韓国ニュースメディアによると、韓国科学技術情報通信部は3日、ナノ・素材技術開発事業の2021年度新規課題を選定し、8つの国家核心素材研究団と4つの未来技術研究室を新しく発足すると発表した。
ナノ・素材技術開発事業は、素材・部品・装備の政策を支える韓国科学技術情報通信部の代表事業として、主力産業の高度化と未来の新市場·新産業の創出を牽引する世界レベルの源泉技術の確保を支援している。
今年からは類型によって、185のR&D核心品目自立化のための「国家核心素材研究団」と65の未来先導品目など未来先端素材確保のための素材分野「未来技術研究室」に区分されている。
国家核心素材研究団は2019年に5つの研究団をきっかけに、昨年27の研究団と今回選定された8つを含め、今年計57の研究団を支援する計画だ。

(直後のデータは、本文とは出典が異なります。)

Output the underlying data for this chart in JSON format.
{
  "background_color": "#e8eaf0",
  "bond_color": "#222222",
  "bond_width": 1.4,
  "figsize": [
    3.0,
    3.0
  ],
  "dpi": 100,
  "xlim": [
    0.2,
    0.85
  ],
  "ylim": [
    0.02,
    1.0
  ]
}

各研究団は、超低白金燃料電池触媒開発プラットフォーム研究団、金属支持型陽子伝導性固体酸化物燃料電池研究団、二次電池用シリコン陰極研究団、異種ナノ構造体基盤ヘルスケア呼気センサー研究団、高強度アルミニウム合金板材研究団、バイオマス基盤輸送機器素材開発研究団、次世代半導体レーザー核心素材部品研究団、未来車ディスプレイ・カバーウィンドウ核心素材研究団などだ。
このうち「水素燃料電池用超低白金触媒研究団」は、経済的価値創出の可能性が高いと評価されている。水素燃料電池触媒として使われる白金は、希少性や供給不安定性などで1グラム当たり7万ウォン(約6700円)相当の高価であり、通常の触媒価格が燃料電池全体価格の45%を占める。
同研究団は触媒に使われる白金量を従来の商用方式に比べ10分の1のレベルに減らしつつ、同一性能の超高活性·高耐久性を持つ新触媒素材の開発を目標とする。
これまで類似目的研究は実験段階を超えて商用化までにつながらないなど限界があった。研究団は、実験室における中核技術の確保の次のステップとして、技術商用化のための新触媒適用用膜電極接合体(MEA)100㎠(10×10)以上の大面積化技術の開発も進める。また、新触媒素材の開発後は、大量生産のための最適な量産手法を企業と共にに開発できるよう支援する。
この他、研究団として二次電池用シリコン陰極素材の研究、輸送機器用バイオマス基盤バイオプラスチック素材の開発なども支援する。
未来技術研究室は、65大未来先導品目を含む未来先端素材を中心に、未来有望素材分野の供給網を創出し先導できるよう、韓国材料研究院中心の調査·企画専門家集団体系を構成·活用して、未来の先端素材別技術難題を導き出し、これを解決するR&D支援方式の適用に集中していく計画だ。
各研究室はホログラム用能動光メタ素材および素子研究室、バイオインターフェイシング素材研究室、ナノ構造ギガ強度アルミニウム研究室、人工知能-スマートラップ基盤酸化物固体電解質革新研究室などだ。
このうち「ホログラム用光メタ素材研究室」は、ディスプレイ分野の核心技術を先取りするものと期待される。未来型ホログラム実現のためには2ビットレベルの解像度向上と10度以下の視野角拡大問題が主な技術難題であった。
研究室は、6ビット級高解像度(400㎚)と60度以上の広視野角を可能とする未来用ホログラムを実現するため、光の位相と強さを同時に能動的に変調することを可能とする新たな光メタ素材の開発を目指している。これらの技術難題を解決することにより、ホログラム使用時の視野角の制限と視覚的疲労感を実現するために要求される複雑な装置等の従来の立体映像ディスプレイの限界を克服することが可能である。
この他にも、未来モビリティ用の高強度アルミニウム開発なども支援し、2025年までに計100の研究室を選定·支援していく計画だ。
12の研究団·研究室には5年間で720億ウォン(約69億円)を支援し、定期的な交流会·討論会の開催、特許戦略の樹立·実行、技術需要企業の調査·連携及び産学研協力などのR&D課程遂行密着支援も推進する計画だ。